The Environmental Protection Agency (EPA) announced it plans to “revise” existing, decades-old guidelines for water discharges of toxic metals from fossil fuel-fired power plants, saying a recently concluded EPA study focused mostly on wastewater discharges from coal-fired power plants uncovered elevated levels of toxic pollutants.

The EPA said the study underscored for the agency that existing “effluent limitation guidelines,” or ELGs, recommending limits on discharges from steam electric power plants, first introduced under the Clean Water Act in 1982, have not kept pace with changes that have occurred in the electric power industry.

Despite pollution controls installed to capture air pollution from smokestacks, “some of the equipment used to clean air emissions does so by ‘scrubbing’ the boiler exhaust with water, and when the water is not properly managed it sends the pollution to rivers and other waterbodies,” said the EPA.

“EPA’s decision to revise the current effluent guidelines is largely driven by the high level of toxic-weighted pollutant discharges from coal-fired power plants and the expectation that these discharges will increase significantly in the next few years as new air pollution controls are installed,” said the agency in a statement.

The EPA said that once the new rule for electric power plants is finalized, the agency and states will incorporate the new standards into wastewater discharge permits.

However, while noting the urgency of the situation, the EPA said a rulemaking on the matter would not be forthcoming until 2012.

An official in EPA Administrator Lisa Jackson’s office told The Energy Daily following the announcement, however, that Jackson is concerned the timeline is too long and will push to find ways to have it shortened.

Environmental groups reacted mostly positively to the EPA’s announcement, but grumbled about the agency’s planned timeline.

“We our very pleased that EPA has taken this initial step,” said Mary Anne Hitt, deputy director of the Sierra Club’s Beyond Coal campaign. “However, we had hoped to see some action sooner than 2012. In our opinion, that is not soon enough.”

The announcement comes a day after Sierra Club, the Environmental Integrity Project, and Defenders of Wildlife notified the EPA they intended to file suit against the agency if it fails within 60 days to strengthen limits on waterborne pollutants from coal plants.

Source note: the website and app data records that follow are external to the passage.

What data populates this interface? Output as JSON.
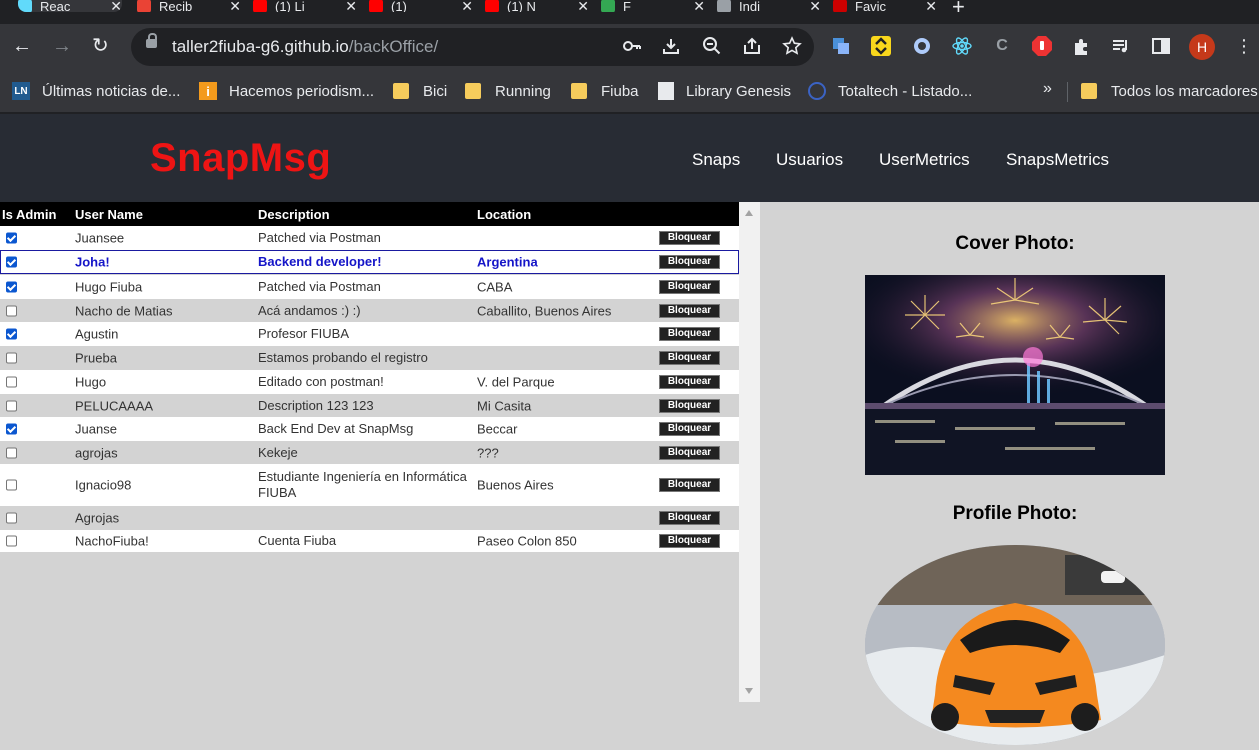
{
  "browser": {
    "tabs": [
      {
        "title": "Reac",
        "color": "#61dafb"
      },
      {
        "title": "Recib",
        "color": "#ea4335"
      },
      {
        "title": "(1) Li",
        "color": "#ff0000"
      },
      {
        "title": "(1)",
        "color": "#ff0000"
      },
      {
        "title": "(1) N",
        "color": "#ff0000"
      },
      {
        "title": "F",
        "color": "#34a853"
      },
      {
        "title": "Indi",
        "color": "#9aa0a6"
      },
      {
        "title": "Favic",
        "color": "#cc0000"
      }
    ],
    "close_glyph": "✕",
    "new_tab_glyph": "+",
    "url_host": "taller2fiuba-g6.github.io",
    "url_path": "/backOffice/",
    "profile_initial": "H",
    "bookmarks": [
      {
        "label": "Últimas noticias de...",
        "icon": "ln-logo-icon"
      },
      {
        "label": "Hacemos periodism...",
        "icon": "info-logo-icon"
      },
      {
        "label": "Bici",
        "icon": "folder-icon"
      },
      {
        "label": "Running",
        "icon": "folder-icon"
      },
      {
        "label": "Fiuba",
        "icon": "folder-icon"
      },
      {
        "label": "Library Genesis",
        "icon": "library-icon"
      },
      {
        "label": "Totaltech - Listado...",
        "icon": "totaltech-icon"
      }
    ],
    "more_bookmarks": "»",
    "all_bookmarks": "Todos los marcadores"
  },
  "app": {
    "logo": "SnapMsg",
    "nav": [
      "Snaps",
      "Usuarios",
      "UserMetrics",
      "SnapsMetrics"
    ]
  },
  "table": {
    "headers": [
      "Is Admin",
      "User Name",
      "Description",
      "Location"
    ],
    "block_label": "Bloquear",
    "rows": [
      {
        "admin": true,
        "name": "Juansee",
        "description": "Patched via Postman",
        "location": ""
      },
      {
        "admin": true,
        "name": "Joha!",
        "description": "Backend developer!",
        "location": "Argentina"
      },
      {
        "admin": true,
        "name": "Hugo Fiuba",
        "description": "Patched via Postman",
        "location": "CABA"
      },
      {
        "admin": false,
        "name": "Nacho de Matias",
        "description": "Acá andamos :) :)",
        "location": "Caballito, Buenos Aires"
      },
      {
        "admin": true,
        "name": "Agustin",
        "description": "Profesor FIUBA",
        "location": ""
      },
      {
        "admin": false,
        "name": "Prueba",
        "description": "Estamos probando el registro",
        "location": ""
      },
      {
        "admin": false,
        "name": "Hugo",
        "description": "Editado con postman!",
        "location": "V. del Parque"
      },
      {
        "admin": false,
        "name": "PELUCAAAA",
        "description": "Description 123 123",
        "location": "Mi Casita"
      },
      {
        "admin": true,
        "name": "Juanse",
        "description": "Back End Dev at SnapMsg",
        "location": "Beccar"
      },
      {
        "admin": false,
        "name": "agrojas",
        "description": "Kekeje",
        "location": "???"
      },
      {
        "admin": false,
        "name": "Ignacio98",
        "description": "Estudiante Ingeniería en Informática FIUBA",
        "location": "Buenos Aires"
      },
      {
        "admin": false,
        "name": "Agrojas",
        "description": "",
        "location": ""
      },
      {
        "admin": false,
        "name": "NachoFiuba!",
        "description": "Cuenta Fiuba",
        "location": "Paseo Colon 850"
      }
    ],
    "selected_index": 1
  },
  "details": {
    "cover_title": "Cover Photo:",
    "profile_title": "Profile Photo:"
  }
}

Hitt said after the EPA’s announcement that the green coalition will likely reevaluate its planned lawsuit against the agency, but emphasized that “the option is still on the table.”

The Clean Water Act requires the EPA to develop and publish a biennial plan that establishes a schedule for the annual review and revision of national ELGs. The EPA said it last published such a plan in 2006. However, as the agency notes in its newly completed study, “EPA’s most recent revisions to the ELGs . . . were promulgated in 1982.”

According to Sierra Club environmental law fellow Craig Segall, the EPA initially set some limits on discharges from fossil fuel–fired power plants after the Clean Water Act was amended in 1982 to require the EPA to promulgate ELGs. However, he said ELGs have never been promulgated for discharges of coal ash or sludge from flue gas desulfurization, which contain high concentrations of arsenic, selenium, mercury, and lead.

Noting that management of coal combustion by-products is currently not subject to federal standards and instead governed by varying state regulations, Segall said strengthening the standards to cover coal ash and other related by-products would effectively help the EPA close a huge enforcement loophole.

The EPA has issued a preliminary assessment of U.S. coal ash impoundments and is currently working to develop a proposed rule for public comment on the matter by the end of the year.